I am trying to find out if 3 datasets (df1, df2, df3) have any common rows (i.e. entire row is a duplicate).
I figured out how to do this for pairs of 2 datasets:
df1 = data.frame(id = c(1,2,3), names = c("john", "alex", "peter"))
df2 = data.frame(id = c(1,2,3), names = c("alex", "john", "peter"))
df3 = data.frame(id = c(1,2,3), names = c("peter", "john", "tim"))
library(dplyr)
inner_join(df1, df2)
inner_join(df1, df3)
inner_join(df2, df3)
- Is it possible to do this for 3 datasets all at once?
The straightforward way does not seem to work:
inner_join(df1, df2, df3)
Error in `[.data.frame`(by, c("x", "y")) : undefined columns selected
I thought I had found a way to do this:
library(plyr)
join_all(list(df1, df2, df3), type='inner')
But this is telling me that there are no common rows (i.e. same id, same name) between these 3 dataframes:
Joining by: id, names
Joining by: id, names
[1] id names
<0 rows> (or 0-length row.names)
This is not correct, seeing as in the example I created:
- Row 3 for df1 and df2 are identical (id = 3,name = peter)
- Row 2 for df2 and df3 are identical (id = 2, name= john)
I am trying to find a way to determine if these 3 datasets share any common rows. Can this be done in R?
Thank you!
CodePudding user response:
Does this count?
dfall<-bind_rows(df1,df2,df3)
dfall[duplicated(dfall),]
id names
6 3 peter
8 2 john
CodePudding user response:
A possible solution (in case you want a dataframe as result, just pipe bind_rows
at the end):
library(dplyr)
combn(paste0("df", 1:3), 2, simplify = F, \(x) inner_join(get(x[1]), get(x[2])))
#> Joining, by = c("id", "names")
#> Joining, by = c("id", "names")
#> Joining, by = c("id", "names")
#> [[1]]
#> id names
#> 1 3 peter
#>
#> [[2]]
#> [1] id names
#> <0 rows> (or 0-length row.names)
#>
#> [[3]]
#> id names
#> 1 2 john
CodePudding user response:
You can do this using get_dupes
from janitor
package.
library(tidyverse)
library(janitor)
# Added a new column 'df_id' to identify the data frame
df1 = data.frame(id = c(1,2,3), names = c("john", "alex", "peter"), df_id = 1)

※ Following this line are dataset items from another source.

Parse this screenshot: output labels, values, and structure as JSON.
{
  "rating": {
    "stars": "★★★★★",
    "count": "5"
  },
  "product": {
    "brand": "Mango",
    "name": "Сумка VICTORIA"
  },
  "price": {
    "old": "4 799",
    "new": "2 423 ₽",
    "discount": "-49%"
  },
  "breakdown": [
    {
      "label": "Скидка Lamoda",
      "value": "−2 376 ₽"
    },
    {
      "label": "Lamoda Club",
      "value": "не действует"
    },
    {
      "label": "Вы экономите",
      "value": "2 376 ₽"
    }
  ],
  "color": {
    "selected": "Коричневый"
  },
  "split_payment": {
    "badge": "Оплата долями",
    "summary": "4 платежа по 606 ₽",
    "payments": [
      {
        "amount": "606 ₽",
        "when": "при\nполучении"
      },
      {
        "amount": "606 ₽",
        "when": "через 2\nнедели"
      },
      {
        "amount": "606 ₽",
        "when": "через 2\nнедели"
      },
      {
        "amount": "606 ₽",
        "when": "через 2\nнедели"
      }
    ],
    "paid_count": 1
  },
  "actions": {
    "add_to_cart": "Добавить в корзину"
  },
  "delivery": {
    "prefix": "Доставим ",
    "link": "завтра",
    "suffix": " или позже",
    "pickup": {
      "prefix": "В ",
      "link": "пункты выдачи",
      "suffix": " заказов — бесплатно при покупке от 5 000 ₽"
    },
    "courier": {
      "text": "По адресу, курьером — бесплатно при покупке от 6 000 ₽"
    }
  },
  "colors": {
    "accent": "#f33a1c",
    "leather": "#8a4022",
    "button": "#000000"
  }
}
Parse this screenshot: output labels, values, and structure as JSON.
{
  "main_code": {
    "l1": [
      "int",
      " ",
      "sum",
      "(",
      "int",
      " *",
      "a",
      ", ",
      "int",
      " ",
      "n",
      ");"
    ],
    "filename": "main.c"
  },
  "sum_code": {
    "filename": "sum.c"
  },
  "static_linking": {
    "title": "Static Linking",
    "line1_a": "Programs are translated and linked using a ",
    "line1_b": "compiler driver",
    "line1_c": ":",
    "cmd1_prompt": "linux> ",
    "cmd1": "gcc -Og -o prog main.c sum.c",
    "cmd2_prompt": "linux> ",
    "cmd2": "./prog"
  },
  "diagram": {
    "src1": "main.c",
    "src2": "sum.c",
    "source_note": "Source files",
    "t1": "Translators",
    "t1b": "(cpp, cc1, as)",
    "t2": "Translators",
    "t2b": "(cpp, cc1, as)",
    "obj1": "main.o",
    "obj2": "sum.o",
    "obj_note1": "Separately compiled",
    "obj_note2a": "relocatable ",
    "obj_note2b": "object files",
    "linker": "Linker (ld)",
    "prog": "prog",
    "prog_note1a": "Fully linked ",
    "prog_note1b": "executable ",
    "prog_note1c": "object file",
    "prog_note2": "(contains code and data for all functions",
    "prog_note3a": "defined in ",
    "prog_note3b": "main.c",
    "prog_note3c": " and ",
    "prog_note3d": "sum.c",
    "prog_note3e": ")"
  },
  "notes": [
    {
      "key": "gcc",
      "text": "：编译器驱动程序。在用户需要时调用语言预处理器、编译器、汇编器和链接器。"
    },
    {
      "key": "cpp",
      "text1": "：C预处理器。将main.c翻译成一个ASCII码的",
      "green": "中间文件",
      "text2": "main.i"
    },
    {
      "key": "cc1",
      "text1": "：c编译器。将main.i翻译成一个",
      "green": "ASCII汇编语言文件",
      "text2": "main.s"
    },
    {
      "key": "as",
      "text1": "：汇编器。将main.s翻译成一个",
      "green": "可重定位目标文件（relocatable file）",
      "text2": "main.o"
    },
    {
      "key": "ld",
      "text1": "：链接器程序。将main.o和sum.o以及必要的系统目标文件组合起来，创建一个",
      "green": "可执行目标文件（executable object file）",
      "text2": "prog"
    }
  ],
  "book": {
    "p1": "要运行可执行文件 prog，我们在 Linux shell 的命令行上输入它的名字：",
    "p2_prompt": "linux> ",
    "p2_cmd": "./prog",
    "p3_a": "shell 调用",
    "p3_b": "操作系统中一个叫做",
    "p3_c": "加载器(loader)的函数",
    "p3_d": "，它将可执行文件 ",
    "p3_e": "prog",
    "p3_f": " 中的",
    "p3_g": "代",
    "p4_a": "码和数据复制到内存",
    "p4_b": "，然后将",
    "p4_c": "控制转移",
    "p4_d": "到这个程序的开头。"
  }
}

df2 = data.frame(id = c(1,2,3), names = c("alex", "john", "peter"), df_id = 2)
df3 = data.frame(id = c(1,2,3), names = c("peter", "john", "tim"), df_id = 3)
# Bind dataframes
# Get duplicates
df1 %>%
bind_rows(df2) %>%
bind_rows(df3) %>%
get_dupes(c(id, names))
#> id names dupe_count df_id
#> 1 2 john 2 2
#> 2 2 john 2 3
#> 3 3 peter 2 1
#> 4 3 peter 2 2